I once read this comic book about Dracula running around in our modern age, and how one evening he decided to pop into the White House to have a word with the President. If you’ll remember: old-school vampires can turn into fog or various beasts at will. Anyway, he met with the President, eventually got bored, and then mesmerized him, making him a lapdog for his Satanic endeavors.

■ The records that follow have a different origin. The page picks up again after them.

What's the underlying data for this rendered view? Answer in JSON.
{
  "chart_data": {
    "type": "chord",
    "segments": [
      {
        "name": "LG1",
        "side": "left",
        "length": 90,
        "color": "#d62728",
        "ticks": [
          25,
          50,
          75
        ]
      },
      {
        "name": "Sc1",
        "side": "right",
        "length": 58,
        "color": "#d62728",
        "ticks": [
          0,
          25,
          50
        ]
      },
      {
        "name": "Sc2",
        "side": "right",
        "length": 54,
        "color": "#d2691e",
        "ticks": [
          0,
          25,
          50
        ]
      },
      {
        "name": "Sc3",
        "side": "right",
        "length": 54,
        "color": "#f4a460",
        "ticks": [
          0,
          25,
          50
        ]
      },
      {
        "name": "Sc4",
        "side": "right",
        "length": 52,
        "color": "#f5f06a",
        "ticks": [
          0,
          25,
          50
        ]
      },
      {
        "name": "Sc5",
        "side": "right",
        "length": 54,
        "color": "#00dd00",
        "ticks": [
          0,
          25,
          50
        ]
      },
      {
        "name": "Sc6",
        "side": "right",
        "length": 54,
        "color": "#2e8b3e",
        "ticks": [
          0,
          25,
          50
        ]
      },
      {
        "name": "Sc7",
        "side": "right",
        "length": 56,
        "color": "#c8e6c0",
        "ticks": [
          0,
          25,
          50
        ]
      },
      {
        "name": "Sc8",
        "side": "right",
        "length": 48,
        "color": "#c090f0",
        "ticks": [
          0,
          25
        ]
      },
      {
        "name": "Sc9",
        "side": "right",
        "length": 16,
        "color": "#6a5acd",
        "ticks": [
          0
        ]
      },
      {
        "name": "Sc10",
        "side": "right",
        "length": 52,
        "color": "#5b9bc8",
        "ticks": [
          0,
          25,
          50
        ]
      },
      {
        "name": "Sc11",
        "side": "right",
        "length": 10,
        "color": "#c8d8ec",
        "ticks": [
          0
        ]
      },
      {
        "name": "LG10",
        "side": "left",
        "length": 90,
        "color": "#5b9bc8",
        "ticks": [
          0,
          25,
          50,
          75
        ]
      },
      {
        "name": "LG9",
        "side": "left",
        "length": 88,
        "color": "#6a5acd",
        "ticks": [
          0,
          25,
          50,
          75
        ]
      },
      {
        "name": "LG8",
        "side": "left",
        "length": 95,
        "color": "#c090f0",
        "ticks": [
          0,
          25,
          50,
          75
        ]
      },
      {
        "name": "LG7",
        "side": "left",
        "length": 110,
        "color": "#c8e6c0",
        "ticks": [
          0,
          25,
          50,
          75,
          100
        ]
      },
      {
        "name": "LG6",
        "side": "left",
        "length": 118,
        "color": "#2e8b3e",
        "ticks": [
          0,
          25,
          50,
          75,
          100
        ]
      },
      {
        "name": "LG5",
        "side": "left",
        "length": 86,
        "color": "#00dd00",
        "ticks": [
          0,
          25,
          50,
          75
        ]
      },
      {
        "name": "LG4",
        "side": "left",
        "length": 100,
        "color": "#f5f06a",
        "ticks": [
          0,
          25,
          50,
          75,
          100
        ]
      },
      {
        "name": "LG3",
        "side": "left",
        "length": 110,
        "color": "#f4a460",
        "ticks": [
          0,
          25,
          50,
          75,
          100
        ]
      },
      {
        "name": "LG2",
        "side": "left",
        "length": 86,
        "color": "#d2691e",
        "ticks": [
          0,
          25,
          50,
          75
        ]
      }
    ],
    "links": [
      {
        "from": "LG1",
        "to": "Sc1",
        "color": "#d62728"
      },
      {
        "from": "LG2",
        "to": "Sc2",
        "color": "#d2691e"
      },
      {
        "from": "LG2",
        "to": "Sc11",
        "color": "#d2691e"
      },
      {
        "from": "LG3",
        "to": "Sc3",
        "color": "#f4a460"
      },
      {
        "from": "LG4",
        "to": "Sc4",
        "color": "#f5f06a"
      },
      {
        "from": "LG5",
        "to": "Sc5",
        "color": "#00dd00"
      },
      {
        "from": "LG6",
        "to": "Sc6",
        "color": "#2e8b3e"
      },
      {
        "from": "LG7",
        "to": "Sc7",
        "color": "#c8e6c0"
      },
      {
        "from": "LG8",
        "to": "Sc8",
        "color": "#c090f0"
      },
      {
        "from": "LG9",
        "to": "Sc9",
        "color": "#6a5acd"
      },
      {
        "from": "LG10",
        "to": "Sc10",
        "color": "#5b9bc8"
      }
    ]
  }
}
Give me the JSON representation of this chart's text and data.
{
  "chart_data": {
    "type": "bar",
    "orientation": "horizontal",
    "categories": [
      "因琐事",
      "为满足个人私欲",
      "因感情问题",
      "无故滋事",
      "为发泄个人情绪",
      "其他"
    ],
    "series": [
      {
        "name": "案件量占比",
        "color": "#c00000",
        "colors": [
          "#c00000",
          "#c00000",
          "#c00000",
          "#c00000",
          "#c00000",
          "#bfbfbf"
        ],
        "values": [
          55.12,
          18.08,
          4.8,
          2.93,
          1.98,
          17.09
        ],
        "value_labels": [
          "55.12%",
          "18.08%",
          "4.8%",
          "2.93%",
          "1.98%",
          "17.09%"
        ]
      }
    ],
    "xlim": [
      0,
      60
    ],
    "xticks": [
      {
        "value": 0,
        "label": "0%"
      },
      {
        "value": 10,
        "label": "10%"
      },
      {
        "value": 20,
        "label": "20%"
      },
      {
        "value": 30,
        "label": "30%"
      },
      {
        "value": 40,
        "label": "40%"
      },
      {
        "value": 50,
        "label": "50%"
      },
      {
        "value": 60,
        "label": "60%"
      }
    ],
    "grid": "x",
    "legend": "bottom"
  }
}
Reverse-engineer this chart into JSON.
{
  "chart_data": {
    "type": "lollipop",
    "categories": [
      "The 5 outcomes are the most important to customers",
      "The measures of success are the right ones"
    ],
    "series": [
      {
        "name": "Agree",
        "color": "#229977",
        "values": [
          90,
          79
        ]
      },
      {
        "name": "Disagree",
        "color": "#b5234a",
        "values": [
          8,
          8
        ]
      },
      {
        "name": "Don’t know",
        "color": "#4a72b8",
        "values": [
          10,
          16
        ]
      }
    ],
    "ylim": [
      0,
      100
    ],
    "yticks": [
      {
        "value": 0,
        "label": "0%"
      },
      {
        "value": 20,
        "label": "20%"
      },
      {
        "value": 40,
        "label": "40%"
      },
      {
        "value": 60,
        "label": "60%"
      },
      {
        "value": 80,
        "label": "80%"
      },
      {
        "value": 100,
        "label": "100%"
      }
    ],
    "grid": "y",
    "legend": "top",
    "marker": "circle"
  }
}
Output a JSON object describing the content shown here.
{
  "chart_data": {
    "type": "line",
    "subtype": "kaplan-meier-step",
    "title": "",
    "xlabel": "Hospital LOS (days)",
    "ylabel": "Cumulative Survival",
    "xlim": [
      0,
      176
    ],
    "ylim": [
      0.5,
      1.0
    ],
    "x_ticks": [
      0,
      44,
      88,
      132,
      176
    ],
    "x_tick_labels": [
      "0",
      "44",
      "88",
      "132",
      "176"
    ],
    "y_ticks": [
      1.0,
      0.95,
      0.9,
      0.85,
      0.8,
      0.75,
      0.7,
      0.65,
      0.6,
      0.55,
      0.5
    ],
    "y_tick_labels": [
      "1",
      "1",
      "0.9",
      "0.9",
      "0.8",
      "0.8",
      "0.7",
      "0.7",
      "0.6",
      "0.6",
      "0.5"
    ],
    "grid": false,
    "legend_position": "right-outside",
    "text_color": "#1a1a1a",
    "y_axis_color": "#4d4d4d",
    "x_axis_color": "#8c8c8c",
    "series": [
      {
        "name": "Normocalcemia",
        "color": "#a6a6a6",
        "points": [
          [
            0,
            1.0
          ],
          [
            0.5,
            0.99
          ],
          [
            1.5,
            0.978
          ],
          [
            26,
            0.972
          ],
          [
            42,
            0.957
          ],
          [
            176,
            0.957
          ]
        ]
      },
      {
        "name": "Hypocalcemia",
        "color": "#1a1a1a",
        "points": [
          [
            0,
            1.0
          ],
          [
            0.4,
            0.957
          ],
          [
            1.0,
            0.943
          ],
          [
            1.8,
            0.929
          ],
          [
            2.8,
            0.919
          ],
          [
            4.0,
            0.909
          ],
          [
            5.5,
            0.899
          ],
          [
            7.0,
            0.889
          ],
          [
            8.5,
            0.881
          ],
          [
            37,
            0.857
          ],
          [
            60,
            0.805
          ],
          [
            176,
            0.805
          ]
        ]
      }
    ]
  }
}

This story stuck with me, and on occasion I imagine myself having vast Dracula-ish or Gandalf-like powers and privately popping in on various celebrities and world leaders. My meeting with the President would undoubtedly start with the phrase, “Dude, what the fuck? Seriously.” During this visit, we’d chat - or I’d chat, as the other sat frozen in place by my mystical powers, forced to listen - and then I’d teleport out before his next appointment (or in the case of the current administration: tee time). As I drove home from work today I daydreamed about the calamitous plight of Britney Spears (as I often do), and how I would like to teleport into her life one evening with the intent of performing some sort of supernatural intervention. That would involve me taking Britney on a “Ghost of Christmas Future” tour of her life, or perhaps just bonking her over the head with my warlock staff.
Of course in today’s society, people with wizard powers are limited to table-top dice games and the convention floor of the San Diego ComiCon. So who is left to help straighten Britney out, if not those adept in transfiguration? Perhaps the kind folks from the Church of Scientology should make a run at her. They’ve got the money and resources, and always seem keen on enlisting new celebrity clients. Instead of wasting time of trying to recruit stars like Will Smith - who clearly already have their shit together - they should be trying to snatch-up a troubled starlet and help turn her life around. I have no idea what goes into that process, but I imagine it involves someone getting out their checkbook. It’d be a major score for them if it worked out. Maybe they’ve already thought of this and decided against it, realizing that it was way too insensitive or near impossible. Or perhaps they don’t really have the resources, seeing that much of it goes into Tom Cruise videos and super-deluxe cruise ships. Either way, they’re probably not as evil as I give them credit for - something I definitely can’t say about that Dracula.